Most of the real "cool" bugs that I find, usually don't show up during automated testing. They also don't show up during the execution of manual regression testing. Of course, both approaches are successful within the restrictions that are well-known. But the bugs that show up during in depth analysis of an already reported and hard to reproduce bug, often "generates" new findings of anomalies that I often didn't expect at this place.
To bring an example, my goal was to find the root cause of a particular error more and more customers ran into. It became a high priority when suddenly 100 customers were affected by it.
When analyzing real customer defects, my mind works differently than during normal testing activities. I have now a different thinking and ask questions like "Which scenario(s) is/are candidates that drive the application into the reported behavior.
While the functional testing techniques worked well without a customer in mind, the new approach takes the customer into foreground. I now wear a different hat. In order to understand what happened, I need to know how a customer uses the system in an end-to-end environment.
The first approach is usually to check the logs that help-desk provided and then hope to find the cause fast. The help-desk usually provides a log of one error at a specific point in time only. Sometimes you need more information, for instance, how did the user get that object he was unsuccessfully working on, who sent the object originally to him, who accepted it when and who forwarded the object at what time, who added data to the object, etc.
The log from the support gives you the necessary base information. Now I dig deeper into it to find more information about the object's "life cycle". Besides the client application log and besides the web server log files we have something like an Event-Log attached to each object.
The Event-Log provides information about which action has been executed by which user and in which state the object ended up after this operation. That sounds great but I've always had this strange feeling that something is wrong with this Log. There were too many inconsistencies and I feared I lose time while digging into this other area.
This time, I had no choice, I had to understand each action and each state it ended up, so I could reproduce the same scenario in our test environment. And since again, I couldn't quite follow up the weird order of the log entries and also the time-stamps didn't really make sense to me. It was now time to get into this new area of potential defects. I started to create an object from scratch. I created it and then immediately checked the event log and noted down which actions and states the event log produced. I append data to the object, sent it to someone else, pushed it through several web services and for each action made screenshot of the event log. Step by step I tried out varieties with the only goal to understand the patterns of the logs.
What I found was astonishing. My original assumptions are now confirmed. These entries are incorrect. To make it short, these entries didn't tell you the truth.

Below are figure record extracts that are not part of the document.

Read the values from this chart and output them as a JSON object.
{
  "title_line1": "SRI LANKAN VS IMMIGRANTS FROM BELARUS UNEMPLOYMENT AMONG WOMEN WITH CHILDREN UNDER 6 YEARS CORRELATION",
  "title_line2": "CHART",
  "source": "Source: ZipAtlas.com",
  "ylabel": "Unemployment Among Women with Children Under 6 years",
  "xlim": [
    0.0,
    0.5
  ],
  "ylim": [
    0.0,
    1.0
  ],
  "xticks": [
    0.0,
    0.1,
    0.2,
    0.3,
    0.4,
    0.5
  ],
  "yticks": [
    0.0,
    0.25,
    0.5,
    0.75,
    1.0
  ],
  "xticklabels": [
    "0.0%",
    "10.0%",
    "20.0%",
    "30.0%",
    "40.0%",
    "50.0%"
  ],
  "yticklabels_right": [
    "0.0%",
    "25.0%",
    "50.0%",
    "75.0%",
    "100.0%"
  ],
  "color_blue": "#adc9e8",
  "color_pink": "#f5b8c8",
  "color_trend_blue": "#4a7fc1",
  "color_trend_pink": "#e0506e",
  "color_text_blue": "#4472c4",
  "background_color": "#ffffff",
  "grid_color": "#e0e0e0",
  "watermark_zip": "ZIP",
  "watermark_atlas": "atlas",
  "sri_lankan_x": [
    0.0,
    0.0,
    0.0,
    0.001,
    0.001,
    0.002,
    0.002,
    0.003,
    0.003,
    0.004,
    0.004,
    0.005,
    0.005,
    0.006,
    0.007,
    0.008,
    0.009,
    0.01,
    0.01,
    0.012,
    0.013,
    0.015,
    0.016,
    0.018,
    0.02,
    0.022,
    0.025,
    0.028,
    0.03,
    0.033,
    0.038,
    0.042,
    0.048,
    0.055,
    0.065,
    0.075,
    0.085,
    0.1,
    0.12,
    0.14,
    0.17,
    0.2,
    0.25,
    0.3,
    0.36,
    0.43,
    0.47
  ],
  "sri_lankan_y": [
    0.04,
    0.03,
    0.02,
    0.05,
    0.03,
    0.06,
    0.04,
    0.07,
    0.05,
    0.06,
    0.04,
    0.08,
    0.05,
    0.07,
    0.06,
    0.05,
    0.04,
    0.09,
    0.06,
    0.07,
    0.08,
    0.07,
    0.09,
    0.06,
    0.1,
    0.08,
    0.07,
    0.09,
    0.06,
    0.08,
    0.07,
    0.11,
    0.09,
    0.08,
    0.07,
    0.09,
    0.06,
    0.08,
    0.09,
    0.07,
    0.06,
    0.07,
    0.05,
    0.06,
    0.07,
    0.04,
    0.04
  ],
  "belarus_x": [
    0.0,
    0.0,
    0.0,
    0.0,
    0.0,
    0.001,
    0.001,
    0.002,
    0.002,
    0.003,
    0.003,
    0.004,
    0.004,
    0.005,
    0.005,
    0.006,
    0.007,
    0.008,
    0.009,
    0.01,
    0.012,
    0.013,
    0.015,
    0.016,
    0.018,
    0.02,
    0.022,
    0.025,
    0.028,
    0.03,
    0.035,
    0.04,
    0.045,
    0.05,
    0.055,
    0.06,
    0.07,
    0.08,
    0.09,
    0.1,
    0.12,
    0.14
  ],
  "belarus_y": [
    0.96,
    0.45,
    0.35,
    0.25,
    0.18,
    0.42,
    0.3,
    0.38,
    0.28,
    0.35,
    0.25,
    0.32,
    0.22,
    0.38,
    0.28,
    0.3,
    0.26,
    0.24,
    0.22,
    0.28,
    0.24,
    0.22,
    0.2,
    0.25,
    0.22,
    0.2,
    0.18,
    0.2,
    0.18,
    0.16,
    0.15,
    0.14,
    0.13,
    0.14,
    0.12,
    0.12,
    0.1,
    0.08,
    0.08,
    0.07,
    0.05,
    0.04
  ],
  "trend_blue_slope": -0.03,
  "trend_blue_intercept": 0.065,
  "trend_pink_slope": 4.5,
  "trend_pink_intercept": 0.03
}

When asking our support people whether they ever realized they ever realized the clutter in the event log sequence and time stamps they confirmed that they didn't like to read the logs because of the same reason I didn't look at it. They just could not follow these entries. I then talked to the architect which – to my surprise – confirmed that there are some known issues with the event log. Strenthend through this experience, I raised a bunch of new defects which were related to this Event Log. This was just one example. The truth is that I usually run into more such "side" effects
And now just happened what often happens while I am testing: I drifted away. I was out to find the root cause for a completely different defect and found a bunch of other new interesting anomalies which didn't have to do anything with the original defect.
BTW, what was the problem that I was originally out for testing?